New York Daily News

State Senate school fix ignores guns

- BY KENNETH LOVETT

ALBANY — Nearly three weeks after the Parkland, Fla., school shooting, the state Senate Monday passed what it dubbed a school safety package.

But Senate Democrats groused the package does nothing to address the gun scourge.

The GOP plan would require police officers at schools in New York City and provide grants to districts outside the city to hire retired law enforcemen­t personnel as school resource officers.

It also seeks to improve mental health services, strengthen penalties for crimes committed on school grounds, define school shootings as acts of terrorism, require schools to perform active shooter drills four times a year, and provide school personnel with panic buttons.

“Schools must be safe havens, where students can learn and teachers can teach,” Senate Majority Leader John Flanagan (R-Suffolk County) said.

The Democrats for the second straight week unsuccessf­ully tried to push a package of four gun control measures.
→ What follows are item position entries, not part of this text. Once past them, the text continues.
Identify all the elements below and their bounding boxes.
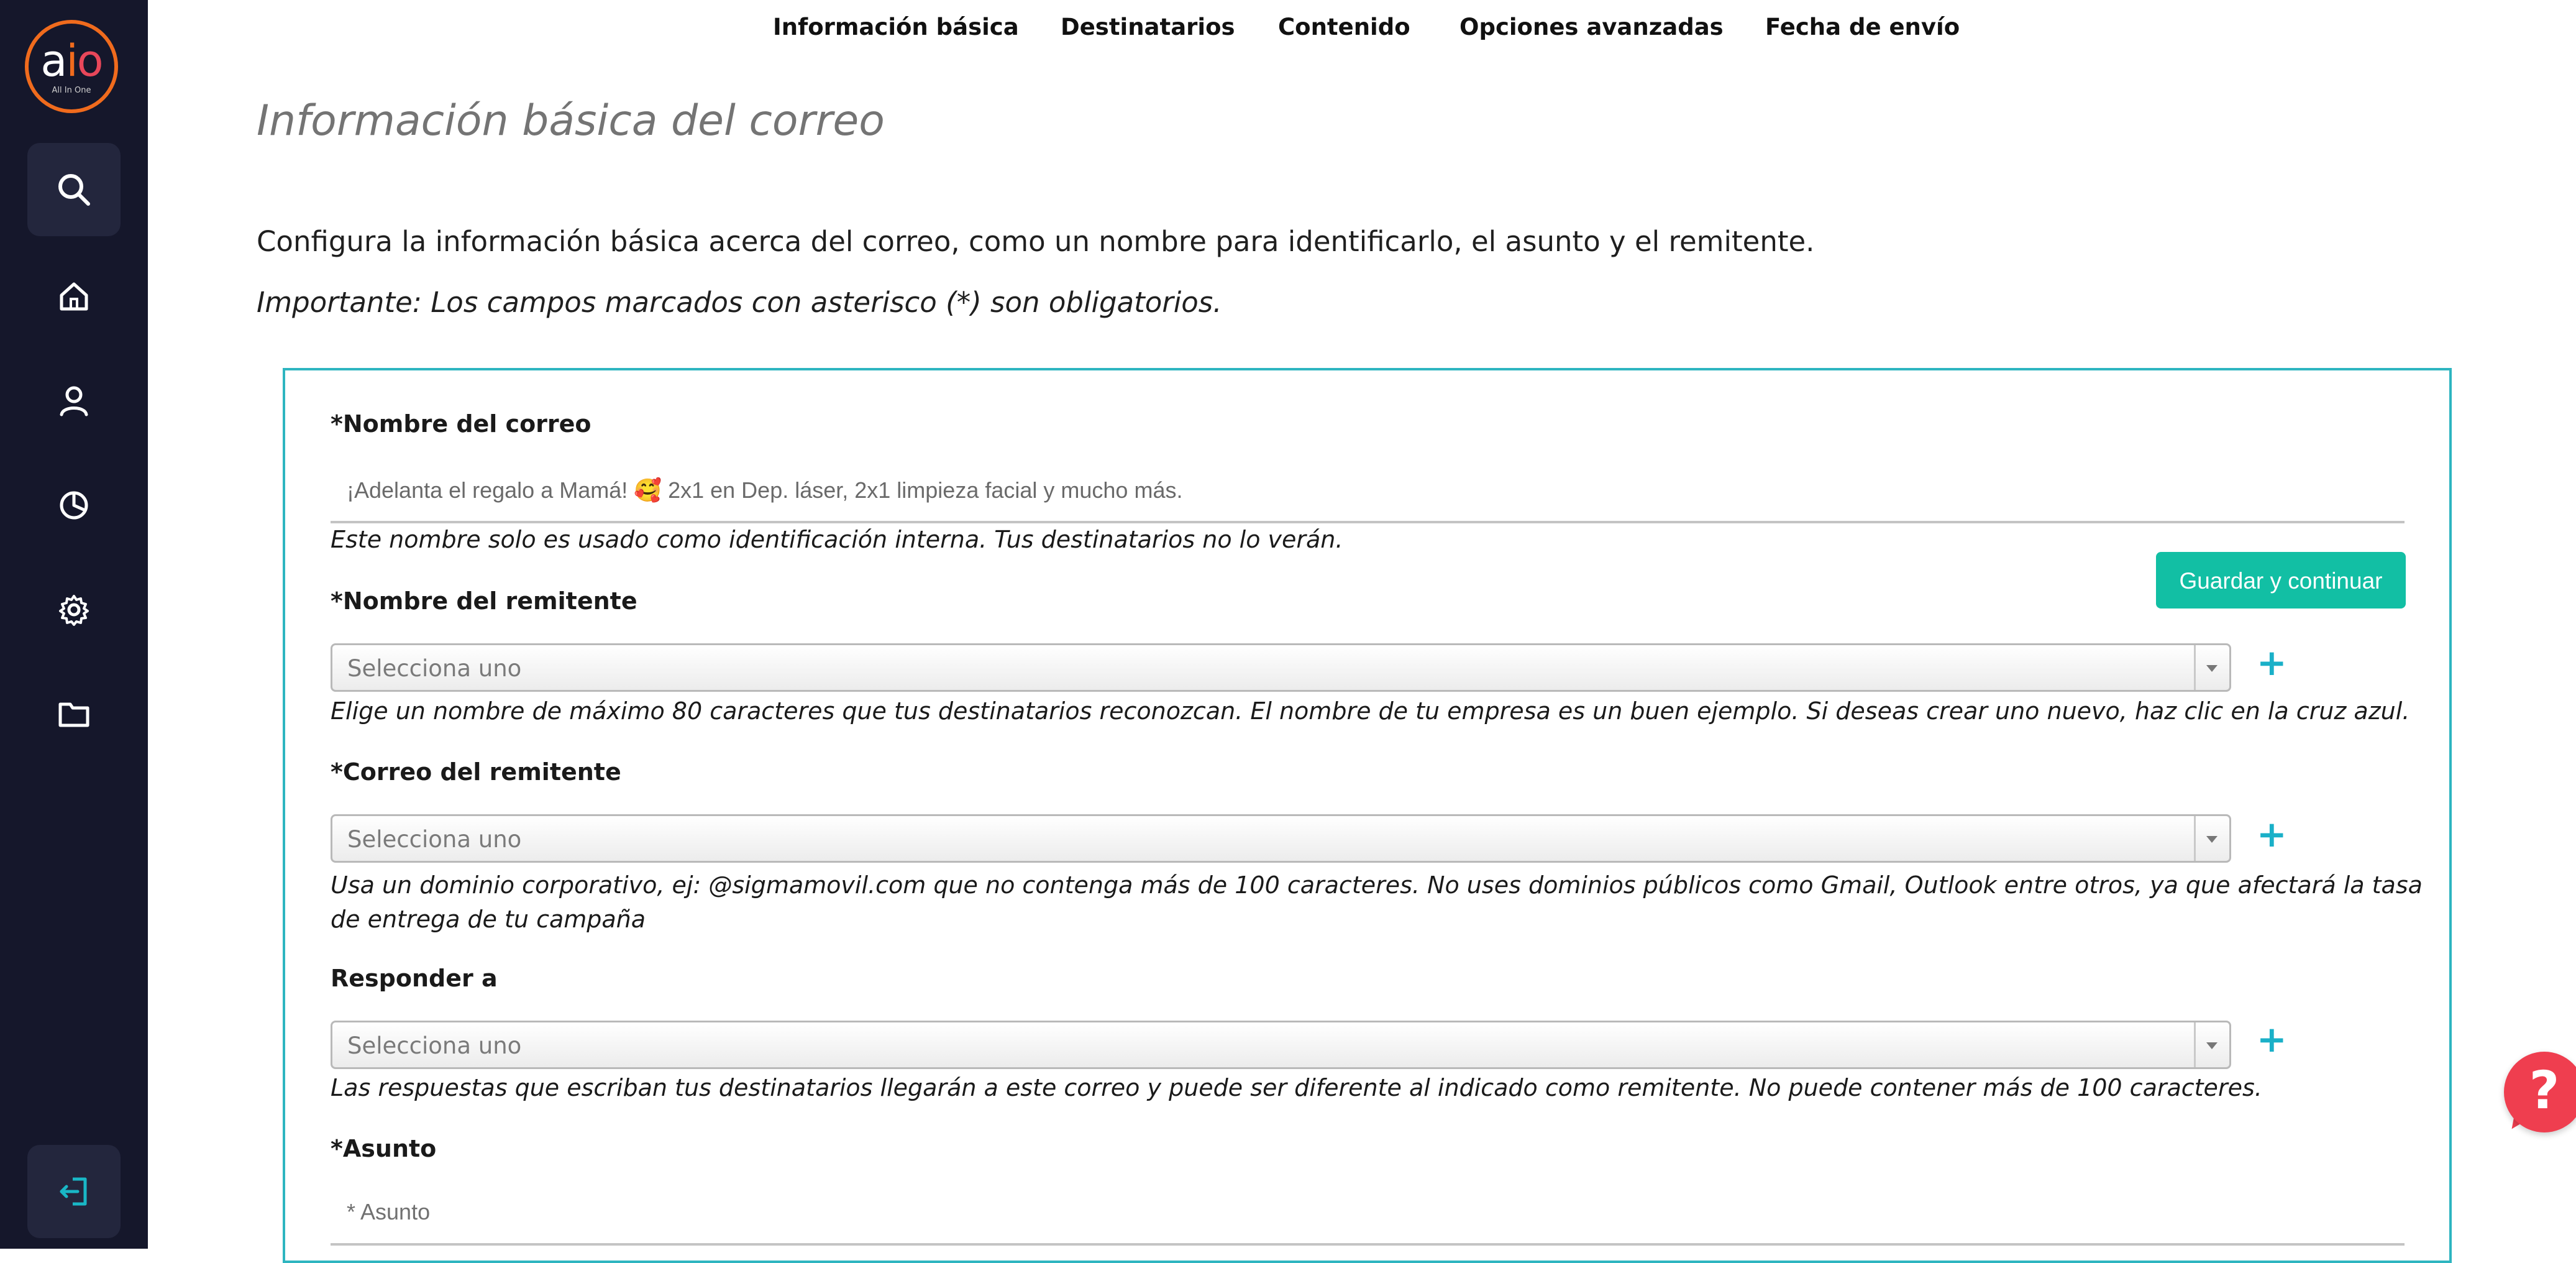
sender-email-label: *Correo del remitente (331, 758, 621, 786)
tab-contenido[interactable]: Contenido (1278, 14, 1410, 40)
sender-email-select[interactable]: Selecciona uno (331, 814, 2231, 863)
sender-email-help: Usa un dominio corporativo, ej: @sigmamo… (331, 871, 2423, 933)
chevron-down-icon (2206, 1042, 2217, 1049)
sidebar-item-home[interactable] (27, 250, 121, 343)
reply-to-select[interactable]: Selecciona uno (331, 1021, 2231, 1069)
home-icon (60, 282, 88, 311)
sidebar-item-search[interactable] (27, 143, 121, 236)
logo-subtitle: All In One (52, 86, 91, 95)
sidebar: aio All In One (0, 0, 148, 1249)
search-icon (58, 174, 90, 206)
subject-input[interactable] (331, 1181, 2405, 1246)
tab-destinatarios[interactable]: Destinatarios (1061, 14, 1235, 40)
page-intro: Configura la información básica acerca d… (257, 225, 1815, 258)
sender-name-label: *Nombre del remitente (331, 587, 637, 615)
sender-name-select[interactable]: Selecciona uno (331, 643, 2231, 692)
sidebar-item-reports[interactable] (27, 459, 121, 552)
reply-to-label: Responder a (331, 965, 498, 992)
page-title: Información básica del correo (257, 96, 885, 145)
reply-to-select-toggle[interactable] (2194, 1022, 2229, 1067)
email-name-input[interactable] (331, 460, 2405, 523)
reply-to-help: Las respuestas que escriban tus destinat… (331, 1074, 2262, 1101)
reply-to-select-value: Selecciona uno (347, 1032, 522, 1059)
sidebar-item-contacts[interactable] (27, 354, 121, 448)
required-fields-note: Importante: Los campos marcados con aste… (257, 286, 1222, 319)
pie-chart-icon (60, 491, 88, 520)
logo-text: aio (40, 35, 103, 86)
save-and-continue-button[interactable]: Guardar y continuar (2156, 552, 2406, 609)
sender-name-help: Elige un nombre de máximo 80 caracteres … (331, 697, 2410, 725)
email-name-label: *Nombre del correo (331, 410, 591, 438)
add-sender-name-button[interactable]: + (2257, 645, 2287, 681)
user-icon (60, 386, 88, 416)
sender-email-select-value: Selecciona uno (347, 826, 522, 853)
sender-email-select-toggle[interactable] (2194, 816, 2229, 861)
tab-opciones-avanzadas[interactable]: Opciones avanzadas (1459, 14, 1724, 40)
logout-icon (60, 1177, 87, 1206)
subject-label: *Asunto (331, 1135, 437, 1162)
logout-button[interactable] (27, 1145, 121, 1238)
tab-informacion-basica[interactable]: Información básica (773, 14, 1019, 40)
tab-fecha-de-envio[interactable]: Fecha de envío (1765, 14, 1960, 40)
sender-name-select-value: Selecciona uno (347, 655, 522, 682)
gear-icon (59, 595, 89, 626)
chevron-down-icon (2206, 836, 2217, 843)
sidebar-item-settings[interactable] (27, 563, 121, 656)
sidebar-item-files[interactable] (27, 668, 121, 761)
folder-icon (58, 702, 89, 727)
email-name-help: Este nombre solo es usado como identific… (331, 526, 1343, 553)
app-logo[interactable]: aio All In One (25, 20, 118, 113)
sender-name-select-toggle[interactable] (2194, 645, 2229, 690)
add-reply-to-button[interactable]: + (2257, 1021, 2287, 1057)
chevron-down-icon (2206, 665, 2217, 672)
add-sender-email-button[interactable]: + (2257, 816, 2287, 852)
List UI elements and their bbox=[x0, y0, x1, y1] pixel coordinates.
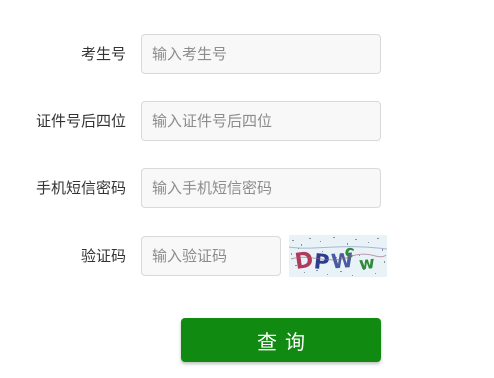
query-form: 考生号 证件号后四位 手机短信密码 验证码 bbox=[0, 0, 494, 378]
exam-number-input[interactable] bbox=[141, 34, 381, 74]
submit-query-button[interactable]: 查询 bbox=[181, 318, 381, 362]
captcha-image[interactable]: D P W c w bbox=[289, 235, 387, 277]
exam-number-label: 考生号 bbox=[80, 45, 126, 63]
captcha-char-p: P bbox=[313, 249, 331, 274]
sms-password-label: 手机短信密码 bbox=[35, 179, 126, 197]
captcha-char-w2: w bbox=[358, 253, 376, 275]
captcha-char-d: D bbox=[293, 248, 315, 275]
id-last-four-input[interactable] bbox=[141, 101, 381, 141]
sms-password-input[interactable] bbox=[141, 168, 381, 208]
id-last-four-label: 证件号后四位 bbox=[35, 112, 126, 130]
captcha-input[interactable] bbox=[141, 236, 281, 276]
captcha-label: 验证码 bbox=[80, 247, 126, 265]
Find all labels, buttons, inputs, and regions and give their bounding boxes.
A fifth that also failed would have prohibited teachers from carrying guns in classrooms.

Senate Democratic Leader Andrea Stewart-Cousins said the bills that passed “are just further proof that the Republican Party is so terrified of dealing with this country’s gun problem that they are willing to bury their heads in the sand.”

Stewart-Cousins noted deadly shooting rampages have occured at not just schools, but also movie theaters, nightclubs and workplaces.

“We cannot allow our schools to be blamed for shootings so that the NRA and its allies can get away with ignoring the real cause of this crisis — far too many guns on our streets,” she said.